After I migrated to Fedora 14, I noticed that for some reason, during the course of about 24 hours, all usable RAM "disappears" and applications are forced down to swap space. Needless to say I didn't have this issue on CentOS. The server does heavy IO as per it's function (it's a heavily loaded file processing server and user simulation computing station among other things, which causes lots of random IO), so I thought it may be the cache, but then I realized it cannot be - because obviously Linux will use onyl "unused" RAM for caching and frees it up as soon as an app need it.
Then, I thought to check the "slabtop" to see what's going on in Kernel memory. Unfortunately I don't have the screenshot from the time just before the latest crash, but there's a certain value displayed by slabtop, which slowly, byte-from-byte creeps over all available RAM, eventually forcing applications down to the swap. This is malloc-64, and as you can see from the bellow copy-paste, it's building up again even now...
Code:
Active / Total Objects (% used) : 9118075 / 9153600 (99.6%)
Active / Total Slabs (% used) : 152157 / 152157 (100.0%)
Active / Total Caches (% used) : 75 / 94 (79.8%)
Active / Total Size (% used) : 704083.01K / 718307.90K (98.0%)
Minimum / Average / Maximum Object : 0.01K / 0.08K / 11.19K
OBJS ACTIVE USE OBJ SIZE SLABS OBJ/SLAB CACHE SIZE NAME
8176704 8176427 99% 0.06K 127761 64 511044K kmalloc-64
554814 553957 99% 0.10K 14226 39 56904K buffer_head
82824 79807 96% 0.55K 2856 29 45696K radix_tree_node
73836 66062 89% 0.19K 1758 42 14064K dentry
23940 19264 80% 0.19K 570 42 4560K kmalloc-192
22016 21908 99% 0.01K 43 512 172K kmalloc-8
19737 19737 100% 0.08K 387 51 1548K sysfs_dir_cache
......
By this time tomorrow, all 12GB RAM will just about be eaten up by kmalloc-64, and even a simple SSH login won't be possible.
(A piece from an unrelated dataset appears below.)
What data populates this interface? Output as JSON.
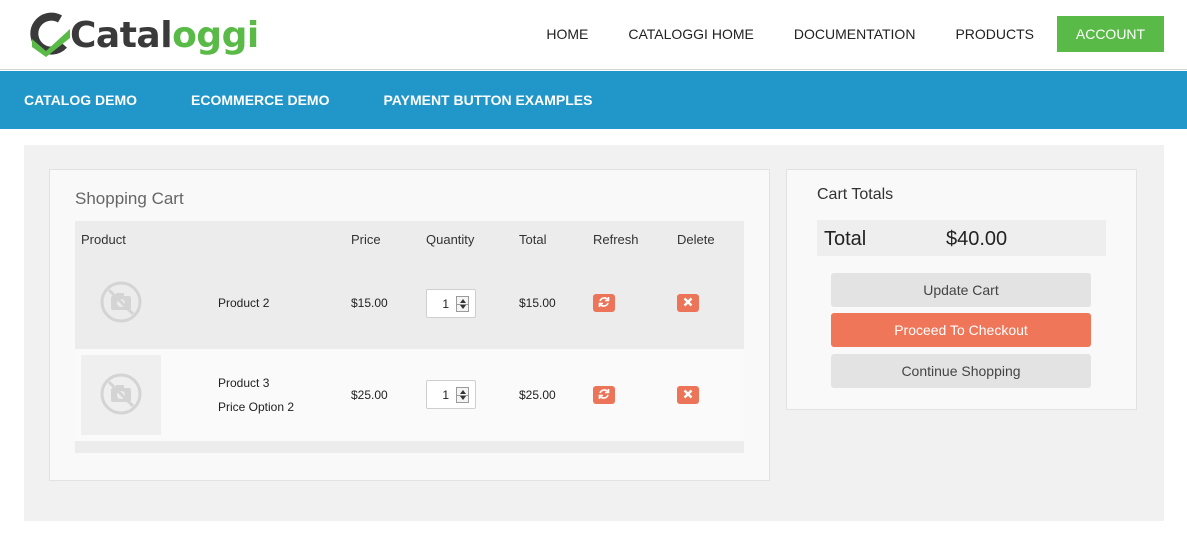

Nothing I tried to force out reclaimin of this memory was successful. Among other things, I tried to reload X, change runlevels, restarted all kinds of processes... and I went as far as trying ugly things like:
echo 1 > zone_reclaim_mode
echo 150 > vfs_cache_pressure
sync; echo 3 > drop_caches
... to no avail whatsoever. Nothing I did had any effect on this thing short of a clean reboot.
I thought that maybe some user app they are running on the box maybe causing this... so I denied access for everyone for one day, and allowed only the regular file processing load to go on. The problem persisted, even the most basic system daemons were forced into swap eventually, then the box was dead.
FYI my kernel := "Linux gepard.unixhosting.local 2.6.35.11-83.fc14.x86_64 #1 SMP Mon Feb 7 07:06:44 UTC 2011 x86_64 x86_64 x86_64 GNU/Linux"
Obviously I need some help on either: 1) how to force-reclaim this space periodically, or better still, 2) find out what's causing this if this is my fault and get this over with...
Please, anyone who has a clue on what could be going on, help me. I've exhausted my Google options and I'm completely stuck.